最近は京都の街並や人の表情を観察するのも飽きてきて、電車の中で本を読むことが多くなった。広島に帰る機会が増えたということもある。そういう中で菊地成孔と大谷能生の「憂鬱と官能を教えた学校」(河出文庫)はなかなか面白くてすいすいと読めたのだが、読み終えてからまとめるまで1ヶ月以上空いてしまった。なかなか素晴らしい本である。以前読んだ「東京大学のアルバート・アイラー」で出てきたバークレーメソッドの話を敷衍して20世紀ポピュラー音楽の根底となった理論を説明しているのである。

    西洋音楽はバッハの時代に基本的調性としての長調と短調が確立し、自由な転調をするための鍵盤楽器の調律法が次々と工夫され、やがて平均律となった。調律技術が確立するまでは厳密には中全律であったが、概念的には平均律と言っても良い。合唱や弦楽器は今でも純正律である。長3度の音程が正確になっている。12個の主音に対して純正律を保つのは不可能であることから、誤差をばら撒く形で均一化したものが中全律や平均律である。どうしてこういう方向に進んだのか?それには教会音楽という世俗音楽とは一線を画した統治の道具の洗練化、というヨーロッパ独自の要求があった。グレゴリア聖歌の時代は聖歌の単旋律であり、そのメロディーには拍が無い。その必要がない。2声のオルガヌムの発展と共に、2声間の音程として完全5度が意識され、それをあわせるタイミングとして一種の拍が必要となった。長3度が俗謡から取り入れられて、人々がその美しさに惹かれはじめると、今までギリシャ伝来とされて重用された音階が整理され、イオニアン(今日の長調)が主人公になった。(同時に対立する感情表現としての短調3種が作られた。)職業音楽家(教会や宮廷で作曲演奏する人たち)の仕事の効率化のために同時に鳴る音同士の関係の在るべき規則として和声法、同時に流れる旋律間の関係のあるべき規則として対位法が、まとめられていって、作曲家の基本知識となる。
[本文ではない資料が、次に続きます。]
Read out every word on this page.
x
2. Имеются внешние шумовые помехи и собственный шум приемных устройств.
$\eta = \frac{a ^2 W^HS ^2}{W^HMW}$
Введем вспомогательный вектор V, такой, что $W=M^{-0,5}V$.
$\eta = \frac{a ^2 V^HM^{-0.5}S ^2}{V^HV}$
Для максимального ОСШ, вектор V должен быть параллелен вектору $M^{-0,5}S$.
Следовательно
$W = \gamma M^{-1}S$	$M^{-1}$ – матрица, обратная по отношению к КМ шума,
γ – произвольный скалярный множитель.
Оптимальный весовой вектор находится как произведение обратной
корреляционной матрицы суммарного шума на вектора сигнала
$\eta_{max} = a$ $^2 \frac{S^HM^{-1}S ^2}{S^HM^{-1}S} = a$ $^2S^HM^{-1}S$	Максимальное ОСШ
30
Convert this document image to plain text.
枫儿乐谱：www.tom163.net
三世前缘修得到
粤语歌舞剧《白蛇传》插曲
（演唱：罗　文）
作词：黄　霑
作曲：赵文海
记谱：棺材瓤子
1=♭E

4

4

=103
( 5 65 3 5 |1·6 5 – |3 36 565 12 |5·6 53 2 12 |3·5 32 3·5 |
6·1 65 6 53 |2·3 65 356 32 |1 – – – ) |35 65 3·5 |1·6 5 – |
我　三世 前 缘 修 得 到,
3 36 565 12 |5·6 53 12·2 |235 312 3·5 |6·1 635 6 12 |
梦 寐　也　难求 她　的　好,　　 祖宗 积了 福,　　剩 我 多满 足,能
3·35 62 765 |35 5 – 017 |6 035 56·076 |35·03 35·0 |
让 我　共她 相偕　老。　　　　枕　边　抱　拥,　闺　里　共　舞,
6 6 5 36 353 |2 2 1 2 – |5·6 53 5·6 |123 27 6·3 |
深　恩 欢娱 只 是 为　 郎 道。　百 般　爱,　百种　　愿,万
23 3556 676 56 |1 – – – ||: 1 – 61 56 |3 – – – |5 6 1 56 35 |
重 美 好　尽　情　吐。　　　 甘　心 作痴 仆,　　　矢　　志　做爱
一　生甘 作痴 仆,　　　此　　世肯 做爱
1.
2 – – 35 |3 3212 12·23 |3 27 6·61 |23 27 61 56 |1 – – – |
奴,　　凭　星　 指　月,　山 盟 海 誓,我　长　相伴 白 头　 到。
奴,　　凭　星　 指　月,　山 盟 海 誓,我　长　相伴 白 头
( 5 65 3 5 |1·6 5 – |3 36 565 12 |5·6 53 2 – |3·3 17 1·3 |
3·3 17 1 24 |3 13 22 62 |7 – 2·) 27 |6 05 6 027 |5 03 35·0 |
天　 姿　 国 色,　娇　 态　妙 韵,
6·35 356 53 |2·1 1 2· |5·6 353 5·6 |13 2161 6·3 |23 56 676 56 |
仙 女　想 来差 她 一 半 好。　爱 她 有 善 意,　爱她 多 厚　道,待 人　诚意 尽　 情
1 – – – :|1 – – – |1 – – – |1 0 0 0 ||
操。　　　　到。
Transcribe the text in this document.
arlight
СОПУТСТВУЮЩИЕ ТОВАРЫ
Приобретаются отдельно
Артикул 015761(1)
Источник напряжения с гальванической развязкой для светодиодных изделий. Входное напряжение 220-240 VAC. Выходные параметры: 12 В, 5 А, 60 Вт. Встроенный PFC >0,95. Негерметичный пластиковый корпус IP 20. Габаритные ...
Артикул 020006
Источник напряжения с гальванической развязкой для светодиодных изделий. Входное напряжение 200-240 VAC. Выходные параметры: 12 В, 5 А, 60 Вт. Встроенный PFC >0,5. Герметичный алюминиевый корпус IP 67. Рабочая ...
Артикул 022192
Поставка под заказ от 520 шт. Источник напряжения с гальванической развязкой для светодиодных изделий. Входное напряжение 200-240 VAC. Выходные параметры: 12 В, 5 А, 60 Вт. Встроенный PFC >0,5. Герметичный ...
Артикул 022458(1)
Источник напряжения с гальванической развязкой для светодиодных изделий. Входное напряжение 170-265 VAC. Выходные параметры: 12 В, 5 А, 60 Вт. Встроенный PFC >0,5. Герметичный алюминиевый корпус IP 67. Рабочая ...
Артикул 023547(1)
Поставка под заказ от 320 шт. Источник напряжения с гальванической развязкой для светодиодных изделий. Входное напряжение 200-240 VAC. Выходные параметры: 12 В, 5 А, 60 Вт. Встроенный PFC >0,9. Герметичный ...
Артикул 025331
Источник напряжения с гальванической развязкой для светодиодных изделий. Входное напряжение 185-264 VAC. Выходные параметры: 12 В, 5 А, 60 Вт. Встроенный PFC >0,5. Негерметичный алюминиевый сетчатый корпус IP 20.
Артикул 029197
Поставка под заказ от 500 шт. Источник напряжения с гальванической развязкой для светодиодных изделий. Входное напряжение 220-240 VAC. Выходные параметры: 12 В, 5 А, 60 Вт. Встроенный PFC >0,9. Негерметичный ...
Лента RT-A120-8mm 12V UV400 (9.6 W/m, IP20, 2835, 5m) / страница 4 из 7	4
    新大陸に出来たアメリカが豊かになるにつれて当然ながら大衆の音楽への欲求が高まり、ダンス音楽や何やらがそのような技法に基づいて作曲されたのである。和声法と対位法を組み合わせた大家は勿論バッハであるが、アメリカまでその精神が引き継がれたわけではなく、特にアドリブを取り入れたジャズにおいては、和声法だけが遵守されるようになる。対位法は演奏者の感興任せという次第である。とりわけ、兵役を免れた黒人達によってそれまでの整然としたスィングジャズの一部としてのアドリブが発展し、和声進行だけを取り入れて、あるいはそれをどんどん変えていってゲームのようにアドリブを続けていくスタイル(Bebop)が生まれてくると、その方法論としてより効率的な記号化が必要となった。その要請に答えたのがバークレーメソッドであった。今日ポピュラー音楽では当たり前となっているコード記号が発明された。従来の西洋音楽では和声として同じであっても、その構成音からどれを選択するかは正に対位法を考慮しなくてはならず、縦と横の緻密な構造を作り上げる事こそが作曲や編曲という仕事だったのであるが、コード記号で表現されてしまえは、そのコード内の音は何でも良いのである。そして、コードはコード自身の牽引力によって発展していく。つまりコード進行である。これは勿論西洋音楽の基本的在りかたでもある。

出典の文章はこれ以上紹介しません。